“Y ante la Muerte acechando, se retiró” Patakí de Xangó.
No alquiló un chalet caro con “mujeres artistas”, porque no desayunaba “american dream”, nunca.
Siguió en el pisito de barrio, al que amorosamente había llegado de la mano de sus amigas amantes de compartir, perseguida por el calor húmedo para el que se había entrenado en el Nordeste de Brasil.
Fue allá huyendo de la Muerte, pero esta la encontró y la azotó en plena cara.
Nadie pudo comprender su fobia ante la rigidez del cadáver vendado cual momia de su abuela querida, que le causó un trauma en la infancia.
Se mantuvo sola, encerrada y triste. Su tristura no es pública ni se comparte, sólo con letras.

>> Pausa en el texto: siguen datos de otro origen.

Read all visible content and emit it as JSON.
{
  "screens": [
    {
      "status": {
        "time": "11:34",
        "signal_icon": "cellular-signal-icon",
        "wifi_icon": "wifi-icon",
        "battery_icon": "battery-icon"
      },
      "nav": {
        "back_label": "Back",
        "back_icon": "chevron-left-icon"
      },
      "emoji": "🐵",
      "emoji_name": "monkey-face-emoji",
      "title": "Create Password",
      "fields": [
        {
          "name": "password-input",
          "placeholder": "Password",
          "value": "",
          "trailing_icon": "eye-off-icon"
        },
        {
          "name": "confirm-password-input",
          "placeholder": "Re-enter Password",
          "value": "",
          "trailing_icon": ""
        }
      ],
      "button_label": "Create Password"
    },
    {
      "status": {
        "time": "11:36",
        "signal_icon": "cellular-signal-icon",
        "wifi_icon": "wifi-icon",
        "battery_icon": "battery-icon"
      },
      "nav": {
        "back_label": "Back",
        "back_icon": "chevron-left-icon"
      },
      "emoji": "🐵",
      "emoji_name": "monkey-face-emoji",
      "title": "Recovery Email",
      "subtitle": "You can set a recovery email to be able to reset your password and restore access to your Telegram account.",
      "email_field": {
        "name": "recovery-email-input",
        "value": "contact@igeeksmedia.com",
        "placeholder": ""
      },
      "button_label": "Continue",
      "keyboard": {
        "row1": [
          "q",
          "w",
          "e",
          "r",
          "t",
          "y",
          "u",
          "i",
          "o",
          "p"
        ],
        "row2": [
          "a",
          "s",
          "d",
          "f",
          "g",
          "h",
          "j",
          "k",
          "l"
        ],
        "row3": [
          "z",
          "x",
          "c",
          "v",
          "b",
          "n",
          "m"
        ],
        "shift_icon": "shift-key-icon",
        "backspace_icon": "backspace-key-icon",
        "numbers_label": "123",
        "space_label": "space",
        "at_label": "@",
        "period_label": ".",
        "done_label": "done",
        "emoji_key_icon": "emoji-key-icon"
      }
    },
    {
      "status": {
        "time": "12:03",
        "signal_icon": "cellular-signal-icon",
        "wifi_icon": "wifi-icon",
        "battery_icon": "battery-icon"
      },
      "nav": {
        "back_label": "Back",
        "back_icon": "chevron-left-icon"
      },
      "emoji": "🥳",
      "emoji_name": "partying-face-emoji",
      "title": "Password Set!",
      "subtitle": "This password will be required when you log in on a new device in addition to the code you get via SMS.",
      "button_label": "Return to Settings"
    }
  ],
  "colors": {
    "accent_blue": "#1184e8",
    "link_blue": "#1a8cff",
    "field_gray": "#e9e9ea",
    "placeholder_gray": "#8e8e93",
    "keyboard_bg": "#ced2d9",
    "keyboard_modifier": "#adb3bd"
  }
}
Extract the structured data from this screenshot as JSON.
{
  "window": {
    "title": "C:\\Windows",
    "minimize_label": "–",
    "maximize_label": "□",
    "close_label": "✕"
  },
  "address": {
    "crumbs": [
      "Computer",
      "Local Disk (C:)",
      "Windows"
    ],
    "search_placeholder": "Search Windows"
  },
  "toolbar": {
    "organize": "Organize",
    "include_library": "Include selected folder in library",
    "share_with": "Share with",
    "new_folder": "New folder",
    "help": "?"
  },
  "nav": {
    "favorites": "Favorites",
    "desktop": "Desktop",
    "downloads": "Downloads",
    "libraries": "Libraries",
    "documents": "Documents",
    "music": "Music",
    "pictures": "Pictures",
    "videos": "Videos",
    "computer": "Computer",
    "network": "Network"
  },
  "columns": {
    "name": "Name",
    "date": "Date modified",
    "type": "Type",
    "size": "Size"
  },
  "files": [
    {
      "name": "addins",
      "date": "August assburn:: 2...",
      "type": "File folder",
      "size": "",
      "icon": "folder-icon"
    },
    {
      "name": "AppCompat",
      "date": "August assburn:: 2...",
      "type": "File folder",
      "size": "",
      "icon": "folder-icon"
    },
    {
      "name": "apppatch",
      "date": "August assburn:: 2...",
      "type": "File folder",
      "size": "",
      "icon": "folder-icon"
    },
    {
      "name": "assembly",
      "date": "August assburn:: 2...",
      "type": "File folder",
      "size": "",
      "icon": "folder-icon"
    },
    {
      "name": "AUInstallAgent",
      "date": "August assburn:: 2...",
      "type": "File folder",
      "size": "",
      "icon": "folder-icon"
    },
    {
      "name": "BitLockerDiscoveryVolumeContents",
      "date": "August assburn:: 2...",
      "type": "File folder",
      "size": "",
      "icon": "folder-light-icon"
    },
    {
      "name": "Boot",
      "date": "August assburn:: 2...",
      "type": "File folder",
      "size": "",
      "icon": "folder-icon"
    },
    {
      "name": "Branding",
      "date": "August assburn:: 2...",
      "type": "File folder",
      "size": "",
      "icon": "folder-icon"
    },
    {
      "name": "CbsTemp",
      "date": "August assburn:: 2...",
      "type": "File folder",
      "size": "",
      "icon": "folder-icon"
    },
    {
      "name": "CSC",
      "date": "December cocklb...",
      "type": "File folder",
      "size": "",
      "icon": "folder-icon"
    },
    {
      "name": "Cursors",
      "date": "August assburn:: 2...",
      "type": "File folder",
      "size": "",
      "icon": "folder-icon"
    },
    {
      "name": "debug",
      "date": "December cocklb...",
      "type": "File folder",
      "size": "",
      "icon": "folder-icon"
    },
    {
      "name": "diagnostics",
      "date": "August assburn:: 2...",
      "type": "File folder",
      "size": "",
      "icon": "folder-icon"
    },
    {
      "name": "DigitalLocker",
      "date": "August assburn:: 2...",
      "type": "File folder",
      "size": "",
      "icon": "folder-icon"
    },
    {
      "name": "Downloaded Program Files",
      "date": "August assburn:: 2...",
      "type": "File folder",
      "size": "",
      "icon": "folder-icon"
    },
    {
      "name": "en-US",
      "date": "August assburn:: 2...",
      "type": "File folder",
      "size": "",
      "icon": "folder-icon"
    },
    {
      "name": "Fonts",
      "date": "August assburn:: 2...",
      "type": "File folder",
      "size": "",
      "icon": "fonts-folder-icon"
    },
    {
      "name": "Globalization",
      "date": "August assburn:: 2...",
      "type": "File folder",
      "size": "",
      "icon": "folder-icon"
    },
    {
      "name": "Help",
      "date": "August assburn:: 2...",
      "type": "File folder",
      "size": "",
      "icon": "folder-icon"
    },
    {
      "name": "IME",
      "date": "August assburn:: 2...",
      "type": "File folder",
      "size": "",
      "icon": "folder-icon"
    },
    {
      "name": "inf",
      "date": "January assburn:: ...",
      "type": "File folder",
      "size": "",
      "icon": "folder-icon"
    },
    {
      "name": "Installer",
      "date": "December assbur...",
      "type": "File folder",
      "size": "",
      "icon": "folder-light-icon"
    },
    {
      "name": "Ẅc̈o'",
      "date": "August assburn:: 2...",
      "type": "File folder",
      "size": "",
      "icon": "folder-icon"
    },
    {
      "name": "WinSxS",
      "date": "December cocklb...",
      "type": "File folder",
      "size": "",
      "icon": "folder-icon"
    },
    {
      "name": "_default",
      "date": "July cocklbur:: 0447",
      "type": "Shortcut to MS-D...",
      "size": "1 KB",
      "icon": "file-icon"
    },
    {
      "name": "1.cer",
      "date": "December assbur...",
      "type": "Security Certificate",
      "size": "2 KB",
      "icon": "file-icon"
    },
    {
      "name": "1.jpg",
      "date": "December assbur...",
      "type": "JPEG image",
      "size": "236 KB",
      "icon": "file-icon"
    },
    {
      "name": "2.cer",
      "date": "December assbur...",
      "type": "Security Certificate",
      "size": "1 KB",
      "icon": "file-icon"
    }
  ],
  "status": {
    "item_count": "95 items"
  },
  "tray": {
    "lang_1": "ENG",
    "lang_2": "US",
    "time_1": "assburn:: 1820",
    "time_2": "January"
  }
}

Sus lágrimas son sólo suyas y no quiere que nadie las vea. Le irrita profundamente que la vean llorar en público, curtida con golpes de sabor a óxido, sangre en la boca y humillaciones públicas. Tal era su tragedia, casi una ópera de Verdi…
El ocaso de Virgo la llenó de incertidumbres, pero era puritito estrés. Lo supo porque con dos comprimidos dejaba de sentir lo “retrógrado de Mercurio” y percibió que la retrógrada era la sociedad en la que le había tocado nacer. En unas islas yermas, resecas y llenas de resabio y rencores.
La “niña con mala reputación” creció.
Se convirtió en una señora mayor, casi como esas mujeres eternamente enlutadas de su pueblo, y de nuevo anheló huir a una casa reseca en medio de un páramo, rodeada sólo por cabras y burros.
Seguía teniendo como “tótem” al Dromedario de su infancia, y así se enfundó en su pellejo viejo y lleno de heridas y cicatrices, que le devolvió a la realidad.
Françoise Hardy cantó “Somos tan pequeñas, y mi amiga la Rosa me lo dijo esta mañana. Al amanecer nací bautizada de rocío y florecí enamorada y feliz, en los rayos del Sol. Me cerré por la noche, desperté vieja sin embargo yo era la más bella de las flores de tu jardín”…
Para Rosa, mi querida, que estará tomando sol.